Is referencing other filmmakers a definitely bad idea? No – if you transform your colleagues’ findings instead of merely copying them. Take, for example, Tim Burton and Quentin Tarantino. Both are avid cinephiles, and both tend to re-imagine the works of their childhood heroes. Note – re-imagine, not copy. These are two distinct processes. Tarantino does not hide his influences, including John Woo and the French New Wave. Similarly, in his films Burton repeatedly pays homage, both narratively and stylistically, to James Whale (Frankenstein (1931) and The Bride of Frankenstein (1935)) and numerous nineteen-fifties B-movies. Yet, neither of them constructs a patchwork of copied, almost unrelated sequences out of other people’s ideas. Instead, they transform the pre-existent material. They know what effect they want to achieve, and what they are trying to express. They also have original means of expressing this message. Old school directors are magic ingredients in their melting pot, and old material is well-integrated into the narrative. This is the integrative, playful magic of postmodern irony rather than the blandness of the ‘copy and paste’ approach which Nolan repeatedly demonstrates. Burton and Tarantino are auteurs. Nolan is an imitator, albeit a good one.
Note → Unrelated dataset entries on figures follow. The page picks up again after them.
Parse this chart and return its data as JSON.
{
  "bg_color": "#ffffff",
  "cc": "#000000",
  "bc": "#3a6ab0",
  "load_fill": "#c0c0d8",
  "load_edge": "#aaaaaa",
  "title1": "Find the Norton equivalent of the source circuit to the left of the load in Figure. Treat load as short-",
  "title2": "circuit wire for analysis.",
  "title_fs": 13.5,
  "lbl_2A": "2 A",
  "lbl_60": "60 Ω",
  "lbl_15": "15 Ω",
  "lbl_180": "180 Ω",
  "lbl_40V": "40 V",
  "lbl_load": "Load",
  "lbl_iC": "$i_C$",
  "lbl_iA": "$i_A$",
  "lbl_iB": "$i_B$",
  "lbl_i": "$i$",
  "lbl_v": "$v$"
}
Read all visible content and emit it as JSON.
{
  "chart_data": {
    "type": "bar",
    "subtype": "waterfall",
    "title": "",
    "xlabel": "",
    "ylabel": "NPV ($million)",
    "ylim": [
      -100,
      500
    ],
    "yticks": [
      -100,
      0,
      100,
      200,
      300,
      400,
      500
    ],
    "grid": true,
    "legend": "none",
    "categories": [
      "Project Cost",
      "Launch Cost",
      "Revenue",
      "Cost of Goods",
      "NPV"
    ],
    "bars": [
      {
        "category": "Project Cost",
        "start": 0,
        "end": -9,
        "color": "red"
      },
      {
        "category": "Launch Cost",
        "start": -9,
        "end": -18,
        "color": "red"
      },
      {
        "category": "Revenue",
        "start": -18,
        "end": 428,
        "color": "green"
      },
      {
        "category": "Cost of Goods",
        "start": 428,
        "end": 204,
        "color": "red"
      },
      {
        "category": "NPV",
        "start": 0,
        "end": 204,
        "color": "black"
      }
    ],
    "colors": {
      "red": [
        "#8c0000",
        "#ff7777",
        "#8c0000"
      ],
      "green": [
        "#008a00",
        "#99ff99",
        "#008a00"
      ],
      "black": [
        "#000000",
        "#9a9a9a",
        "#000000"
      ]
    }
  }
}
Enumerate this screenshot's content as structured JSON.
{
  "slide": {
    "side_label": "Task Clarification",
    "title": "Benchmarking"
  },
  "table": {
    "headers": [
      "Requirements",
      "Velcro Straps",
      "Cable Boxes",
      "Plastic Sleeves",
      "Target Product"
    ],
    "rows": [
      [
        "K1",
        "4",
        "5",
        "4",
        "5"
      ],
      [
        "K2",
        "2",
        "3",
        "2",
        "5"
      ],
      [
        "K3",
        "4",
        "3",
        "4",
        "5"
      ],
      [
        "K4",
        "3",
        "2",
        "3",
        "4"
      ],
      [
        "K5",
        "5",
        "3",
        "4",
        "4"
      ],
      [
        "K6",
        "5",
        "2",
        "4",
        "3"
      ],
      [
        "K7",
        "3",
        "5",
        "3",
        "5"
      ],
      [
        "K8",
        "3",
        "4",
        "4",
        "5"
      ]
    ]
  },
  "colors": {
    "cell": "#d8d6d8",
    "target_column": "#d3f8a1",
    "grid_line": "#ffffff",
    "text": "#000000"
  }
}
Interstellar lacks stylistic and narrative originality, and its seams are too visible to take its philosophy seriously. Its best aspects are not the ridiculous dialogues about ‘life, the universe and everything’, and not the attempts to be profound and original, but the colourful cinematography and good action sequences. This probably means that Nolan should stick to what he does best instead of trying to be someone else or imitating the ‘old masters’. There is always a place for a good blockbuster director in Hollywood. Not everyone has to be a genius or a groundbreaking innovator. It is OK to produce mass entertainment. It is not OK, however, to mislabel the product, and to present it as a rich combination of science and philosophy instead of calling a spade a spade.